Body's Anticipation of a Meal Is a Diabetes Risk Factor
Alterations in our response to the taste or smell of food may be another culprit responsible for type 2 diabetes, according to scientists at Duke University Medical Center who have identified the specific mechanism in human specimens and in mice.
When we anticipate or smell a meal, the parasympathetic nervous system triggers salivation and increases insulin production in response to the expectation that glucose will be entering the blood stream.
"We think this parasympathetic response is potentially important in type 2 diabetes,” said Vann Bennett, the James B. Duke professor in the departments of cell biology, biochemistry, and neurobiology and Howard Hughes Medical Institute investigator.
“Our study showed there is a novel mutation in the gene encoding ankyrin-B, which increases the risk of type 2 diabetes. This happens through an impairment of the insulin secretion that is added by the parasympathetic nervous system."
The study will be released online on Tuesday, March 16, in Science Signaling.
Senior author Bennett was the first scientist to delineate a molecule called ankyrin and for years has been studying its roles in the heart and brain, as well as other organ systems. Bennett and colleagues discovered the importance of ankyrin-B in the insulin response and the source of a mutation that could lead to diabetes.
In earlier experiments, the group found that pancreatic beta cells that are ankyrin-B deficient display impaired insulin secretion in mice. Ankyrin-B-deficient mice had high blood sugar after eating a source of glucose, but not if the glucose bypassed the mouse’s mouth.
These findings indicated that ankyrin-B deficiency impaired the parasympathetic chain of events that enhance insulin secretion and had a measurable impact on blood sugar levels.

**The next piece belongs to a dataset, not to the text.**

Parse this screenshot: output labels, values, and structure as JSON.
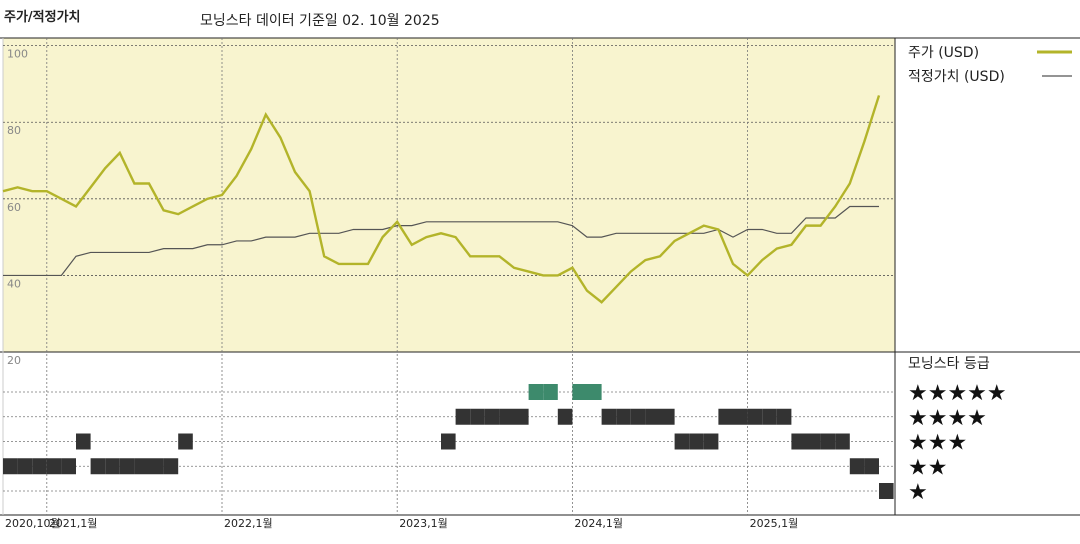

The scientists then asked whether mutations involving ankyrin-B loss of function were associated with diabetes in humans. They used the American Diabetes Association's Genetics of Non-Insulin Dependent Diabetes (GENNID) genetic specimen collection from families with type 2 diabetes to genotype 524 people with diabetes disorders and 498 non-diabetic controls.
They were searching for three ankyrin-B mutations that had previously been shown in heart muscle cells to create severe loss of function.
They found that one of these mutations of ankyrin-B (R1788W) was associated with type 2 diabetes in about 1 percent of Caucasian and Hispanic individuals.
"Genomewide studies have failed to identify more than a small fraction of the genetic heritability in diabetes as well as in other complex diseases," Bennett said. "There are estimates that only 6 percent of the heritability of type 2 diabetes has been detected, by multiple genomewide studies.”
Bennett said this implies there is a large reservoir of genes yet to be identified that are risk factors in type 2 diabetes. “We are excited by our findings of a specific mutation with a known mechanism because of the potential for personalized treatment of diabetes,” he said. “This particular mutation is likely to play a role in 1 percent of adults with diabetes. We hope our finding will lead to strategies to specifically benefit these individuals."
Support for the study came from the Howard Hughes Medical Institute and the American Diabetes Association for management of the GENNID database and DNA samples, as well as a pre-doctoral fellowship from the American Heart Association. The National Institutes of Health also supported the study as did the Swedish Council and the Family Erling-Persson Foundation.
Co-authors included lead author Jane A. Healy of the Duke Department of Biochemistry; Kent R. Nilsson, Hans E. Hohmeier and Christopher Newgard, lab director, of the Duke Department of Medicine (Hohmeier and Newargard are also in the Duke Department of Pharmacology and Cancer Biology, and the Sarah W. Stedman Nutrition & Metabolism Center); Jonathan Davis and Janis Hoffman of the Howard Hughes Medical Institute; and Martin Kohler, Luo-Sheng Li and lab director Per-Olof Berggren from the Karolinska Institutet in Stockholm.